Showing posts with label faith. Show all posts
Showing posts with label faith. Show all posts

Saturday, April 20, 2013

FAITH IN ACTION



Mrs. Robin has been busy since my last visit.  She certainly has faith that this nest is going to be safe for her eggs.  Faith that she is going to even have eggs.  Faith that things are going to happen the way they are supposed to happen. 

Before I even made this visit, I today took a leap of faith of my own by dusting and storing away my beloved Christmas creche and lavender Christmas tree which have been in our TV area giving me solace and comfort; reminding me of the promise that all will be well.  I no longer need this crutch.  I am okay now.  The church is closing.  We have enough money to pay decent severence to our staff and to keep current with our bills until the final sevice which will take place on May 26.  It has been a long and stressful time.  I just could not bear to put away "Christmas" while I was deeply mourning this loss. 
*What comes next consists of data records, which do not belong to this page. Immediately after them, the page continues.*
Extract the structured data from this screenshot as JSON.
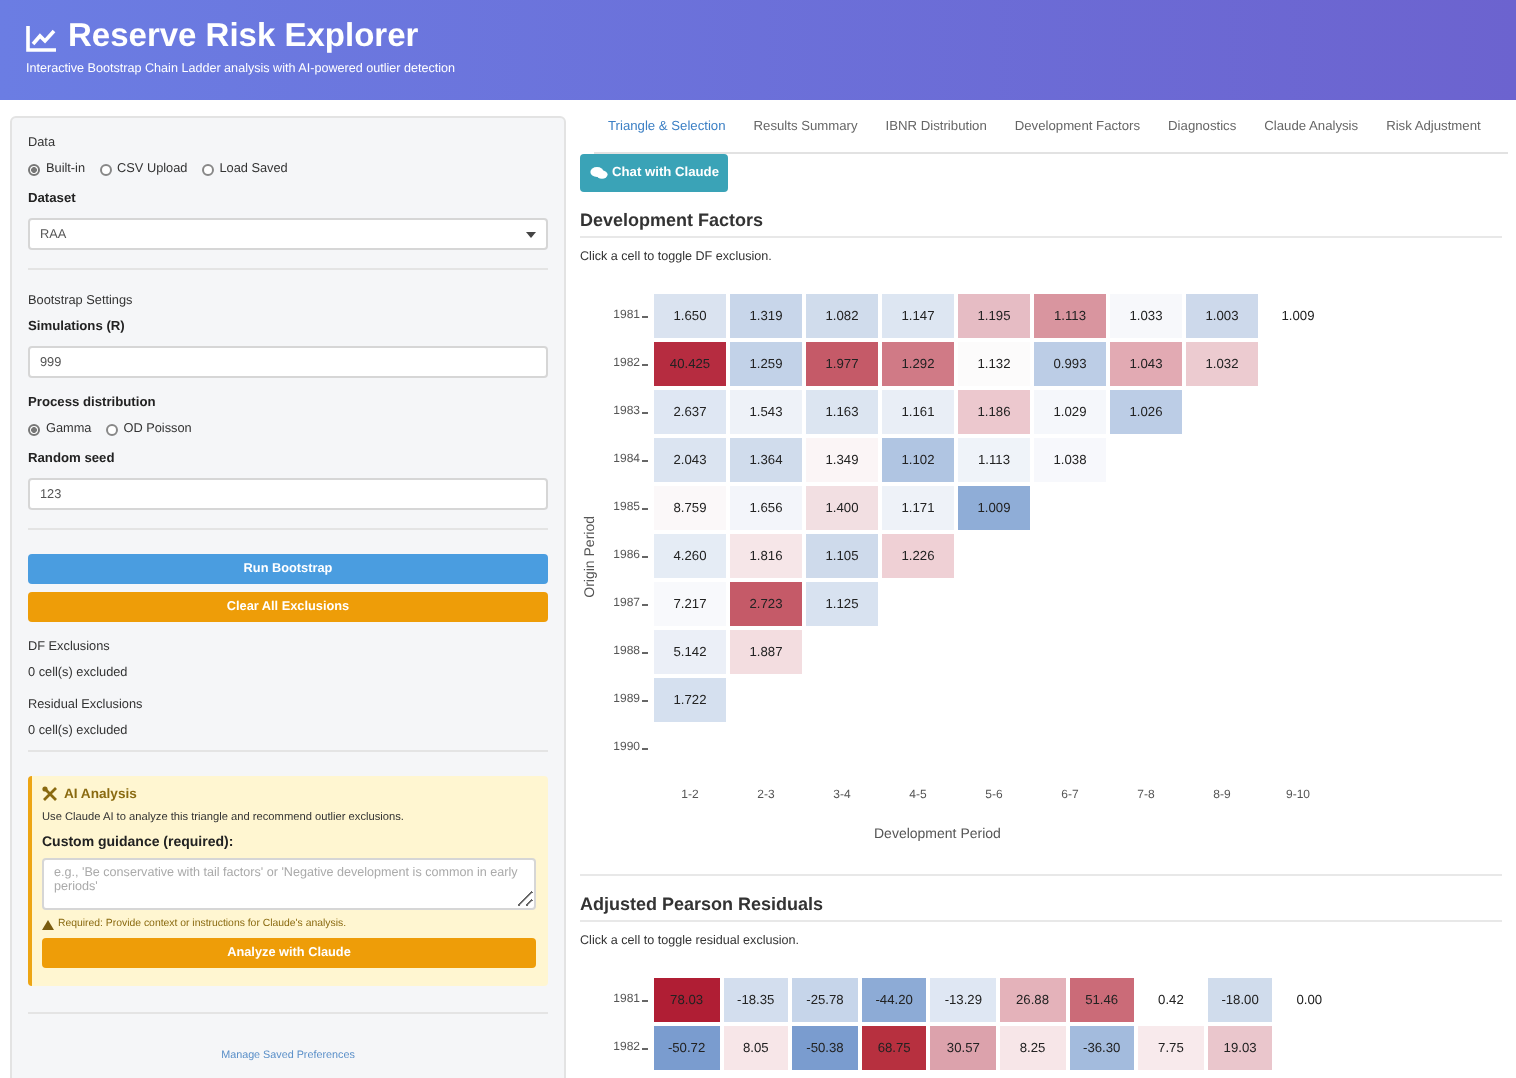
{
  "header": {
    "title": "Reserve Risk Explorer",
    "subtitle": "Interactive Bootstrap Chain Ladder analysis with AI-powered outlier detection"
  },
  "sidebar": {
    "data_label": "Data",
    "data_options": [
      {
        "label": "Built-in",
        "selected": true
      },
      {
        "label": "CSV Upload",
        "selected": false
      },
      {
        "label": "Load Saved",
        "selected": false
      }
    ],
    "dataset": {
      "label": "Dataset",
      "value": "RAA"
    },
    "bootstrap_heading": "Bootstrap Settings",
    "simulations": {
      "label": "Simulations (R)",
      "value": "999"
    },
    "process_label": "Process distribution",
    "process_options": [
      {
        "label": "Gamma",
        "selected": true
      },
      {
        "label": "OD Poisson",
        "selected": false
      }
    ],
    "seed": {
      "label": "Random seed",
      "value": "123"
    },
    "buttons": [
      {
        "label": "Run Bootstrap",
        "kind": "primary"
      },
      {
        "label": "Clear All Exclusions",
        "kind": "warning"
      }
    ],
    "df_exclusions": {
      "label": "DF Exclusions",
      "text": "0 cell(s) excluded"
    },
    "residual_exclusions": {
      "label": "Residual Exclusions",
      "text": "0 cell(s) excluded"
    },
    "ai": {
      "title": "AI Analysis",
      "description": "Use Claude AI to analyze this triangle and recommend outlier exclusions.",
      "guidance_label": "Custom guidance (required):",
      "placeholder": "e.g., 'Be conservative with tail factors' or 'Negative development is common in early periods'",
      "warning": "Required: Provide context or instructions for Claude's analysis.",
      "button": "Analyze with Claude"
    },
    "link": "Manage Saved Preferences"
  },
  "tabs": [
    {
      "label": "Triangle & Selection",
      "selected": true
    },
    {
      "label": "Results Summary",
      "selected": false
    },
    {
      "label": "IBNR Distribution",
      "selected": false
    },
    {
      "label": "Development Factors",
      "selected": false
    },
    {
      "label": "Diagnostics",
      "selected": false
    },
    {
      "label": "Claude Analysis",
      "selected": false
    },
    {
      "label": "Risk Adjustment",
      "selected": false
    }
  ],
  "chat_button": "Chat with Claude",
  "sections": [
    {
      "title": "Development Factors",
      "hint": "Click a cell to toggle DF exclusion.",
      "heatmap": {
        "ylabel": "Origin Period",
        "xlabel": "Development Period",
        "x_labels": [
          "1-2",
          "2-3",
          "3-4",
          "4-5",
          "5-6",
          "6-7",
          "7-8",
          "8-9",
          "9-10"
        ],
        "rows": [
          {
            "label": "1981",
            "cells": [
              {
                "value": "1.650",
                "color": "#dae3f0"
              },
              {
                "value": "1.319",
                "color": "#c8d6ea"
              },
              {
                "value": "1.082",
                "color": "#d0dcec"
              },
              {
                "value": "1.147",
                "color": "#dde6f2"
              },
              {
                "value": "1.195",
                "color": "#e6bcc4"
              },
              {
                "value": "1.113",
                "color": "#d9959f"
              },
              {
                "value": "1.033",
                "color": "#f7f8fb"
              },
              {
                "value": "1.003",
                "color": "#cdd9eb"
              },
              {
                "value": "1.009",
                "color": "#ffffff"
              }
            ]
          },
          {
            "label": "1982",
            "cells": [
              {
                "value": "40.425",
                "color": "#b62c40"
              },
              {
                "value": "1.259",
                "color": "#c2d2e8"
              },
              {
                "value": "1.977",
                "color": "#c55a68"
              },
              {
                "value": "1.292",
                "color": "#d07a86"
              },
              {
                "value": "1.132",
                "color": "#fcfbfb"
              },
              {
                "value": "0.993",
                "color": "#bccde6"
              },
              {
                "value": "1.043",
                "color": "#e2aab3"
              },
              {
                "value": "1.032",
                "color": "#eccbd0"
              }
            ]
          },
          {
            "label": "1983",
            "cells": [
              {
                "value": "2.637",
                "color": "#dfe7f3"
              },
              {
                "value": "1.543",
                "color": "#eef2f8"
              },
              {
                "value": "1.163",
                "color": "#dce5f1"
              },
              {
                "value": "1.161",
                "color": "#e9eef6"
              },
              {
                "value": "1.186",
                "color": "#ecc8ce"
              },
              {
                "value": "1.029",
                "color": "#f5f7fb"
              },
              {
                "value": "1.026",
                "color": "#bccde6"
              }
            ]
          },
          {
            "label": "1984",
            "cells": [
              {
                "value": "2.043",
                "color": "#dbe4f1"
              },
              {
                "value": "1.364",
                "color": "#d0dcec"
              },
              {
                "value": "1.349",
                "color": "#fbf5f6"
              },
              {
                "value": "1.102",
                "color": "#b0c5e2"
              },
              {
                "value": "1.113",
                "color": "#eff3f9"
              },
              {
                "value": "1.038",
                "color": "#f7f8fc"
              }
            ]
          },
          {
            "label": "1985",
            "cells": [
              {
                "value": "8.759",
                "color": "#fbf8f9"
              },
              {
                "value": "1.656",
                "color": "#f3f5fa"
              },
              {
                "value": "1.400",
                "color": "#f2dfe2"
              },
              {
                "value": "1.171",
                "color": "#eef2f8"
              },
              {
                "value": "1.009",
                "color": "#8fadd7"
              }
            ]
          },
          {
            "label": "1986",
            "cells": [
              {
                "value": "4.260",
                "color": "#e5ecf5"
              },
              {
                "value": "1.816",
                "color": "#f6e6e8"
              },
              {
                "value": "1.105",
                "color": "#cedaeb"
              },
              {
                "value": "1.226",
                "color": "#efd0d5"
              }
            ]
          },
          {
            "label": "1987",
            "cells": [
              {
                "value": "7.217",
                "color": "#f8f9fc"
              },
              {
                "value": "2.723",
                "color": "#c55a68"
              },
              {
                "value": "1.125",
                "color": "#d8e2f0"
              }
            ]
          },
          {
            "label": "1988",
            "cells": [
              {
                "value": "5.142",
                "color": "#ebeff7"
              },
              {
                "value": "1.887",
                "color": "#f3dde0"
              }
            ]
          },
          {
            "label": "1989",
            "cells": [
              {
                "value": "1.722",
                "color": "#d5e0ef"
              }
            ]
          },
          {
            "label": "1990"
          }
        ]
      }
    },
    {
      "title": "Adjusted Pearson Residuals",
      "hint": "Click a cell to toggle residual exclusion.",
      "heatmap": {
        "rows": [
          {
            "label": "1981",
            "cells": [
              {
                "value": "78.03",
                "color": "#b01e34"
              },
              {
                "value": "-18.35",
                "color": "#d3deee"
              },
              {
                "value": "-25.78",
                "color": "#c6d5ea"
              },
              {
                "value": "-44.20",
                "color": "#8dabd6"
              },
              {
                "value": "-13.29",
                "color": "#dfe7f3"
              },
              {
                "value": "26.88",
                "color": "#e4b2ba"
              },
              {
                "value": "51.46",
                "color": "#cb6b78"
              },
              {
                "value": "0.42",
                "color": "#ffffff"
              },
              {
                "value": "-18.00",
                "color": "#d0dcec"
              },
              {
                "value": "0.00",
                "color": "#ffffff"
              }
            ]
          },
          {
            "label": "1982",
            "cells": [
              {
                "value": "-50.72",
                "color": "#7a9ccf"
              },
              {
                "value": "8.05",
                "color": "#f7e6e8"
              },
              {
                "value": "-50.38",
                "color": "#7a9ccf"
              },
              {
                "value": "68.75",
                "color": "#b7303f"
              },
              {
                "value": "30.57",
                "color": "#dca2ac"
              },
              {
                "value": "8.25",
                "color": "#f7e6e8"
              },
              {
                "value": "-36.30",
                "color": "#a3bbdd"
              },
              {
                "value": "7.75",
                "color": "#f8eaec"
              },
              {
                "value": "19.03",
                "color": "#eac6cc"
              }
            ]
          }
        ]
      }
    }
  ]
}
I will still grieve.  Tears come easy, too easy.  The ache in my heart is forever.  And that's okay.  There will one day be new places to nest, new eggs to nurture, and new fledglings to support and encourage.  One day at a time.  This day is the day that it was NOT sad and heartbreaking to put away Christmas.  It is spring.  There is hope.  There is faith that all will be well.



Thursday, April 18, 2013

HOPE



Mrs. Robin in going to try again.  Maybe it isn't the same Mrs. Robin.  Maybe it is.  The faith that it takes to start building this nest, four feet off the ground right next to our back stairs.... WOW!  Now, that is faith.  Some might call it instinct.  Perhaps faith is instinctive. 

If a mother robin can have that much faith, then surely I can have enough faith to know that the closing of Grace Church is not an end.  It can surely be the beginning of a new nesting in some other place.  In fact there will be multiple nesting places for the people who will be temporily without a church home. We will not all choose to go to the same new place.  We have different needs and different experiences.  What we have learned at Grace we will take with us and be changed yet again and change those with whom we join.

Maybe this is a good time for a church to be closing its doors.  It is spring.  There is that hopeful promise of all things new.  We have been enriched in this place.  We have learned more than we can ever pass on.  We have experienced resurrection and we will now follow Christ into the world to do what God would have us do.  We are equipped.  We are ready.